Statistical Properties of The Traditional Algorithm-based Designs for Phase I Cancer Clinical Trials
By Yong Lin and Weichung J. Shih
University of Medicine and Dentistry of New Jersey,
Robert Wood Johnson Medical School,
The Cancer Institute of New Jersey, New Brunswick, NJ 08901, USA
linyo@umdnj.edu & shihwj@umdnj.edu
ABSTRACT
Although there are several new designs for phase I cancer clinical trials including the continual reassessment method and accelerated titration design, the traditional algorithm-based designs, like the `3+3' design, are still widely used in practice because of their simplicity for clinical investigators to carry out the experiment.
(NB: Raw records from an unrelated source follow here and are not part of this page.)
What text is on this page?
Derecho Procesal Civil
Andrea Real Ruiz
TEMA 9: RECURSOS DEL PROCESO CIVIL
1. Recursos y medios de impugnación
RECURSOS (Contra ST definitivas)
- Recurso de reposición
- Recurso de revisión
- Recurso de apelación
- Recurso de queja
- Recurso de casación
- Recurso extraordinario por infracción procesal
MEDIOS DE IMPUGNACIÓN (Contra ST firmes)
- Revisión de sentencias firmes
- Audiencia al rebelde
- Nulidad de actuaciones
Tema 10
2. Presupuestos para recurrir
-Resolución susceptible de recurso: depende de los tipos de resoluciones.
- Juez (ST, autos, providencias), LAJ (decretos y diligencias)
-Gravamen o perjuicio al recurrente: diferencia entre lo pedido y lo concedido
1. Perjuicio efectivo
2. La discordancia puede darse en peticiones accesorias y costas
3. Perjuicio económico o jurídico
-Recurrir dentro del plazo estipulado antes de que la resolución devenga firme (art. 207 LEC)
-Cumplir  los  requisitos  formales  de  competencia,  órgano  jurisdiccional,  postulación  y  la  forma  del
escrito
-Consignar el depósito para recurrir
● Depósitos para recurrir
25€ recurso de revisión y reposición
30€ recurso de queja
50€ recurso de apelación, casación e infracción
In this paper, we study some key statistical properties of the traditional algorithm-based designs in a general framework and derive the exact formulas for the corresponding statistical quantities. These quantities are important for the investigator to gain insights regarding the design of the trial, which are: (i) Probability of a dose being chosen as the MTD (maximum-tolerated dose); (ii) Expected number of patients treated at each dose level; (iii) Target toxicity level (i.e., the expected DLT, dose-limiting toxicity, incidences at the MTD); (iv) Expected DLT incidences at each dose level; (v) Expected overall DLT incidences in the trial. Real examples of clinical trials are given, and a computer program to do the calculation can be found here.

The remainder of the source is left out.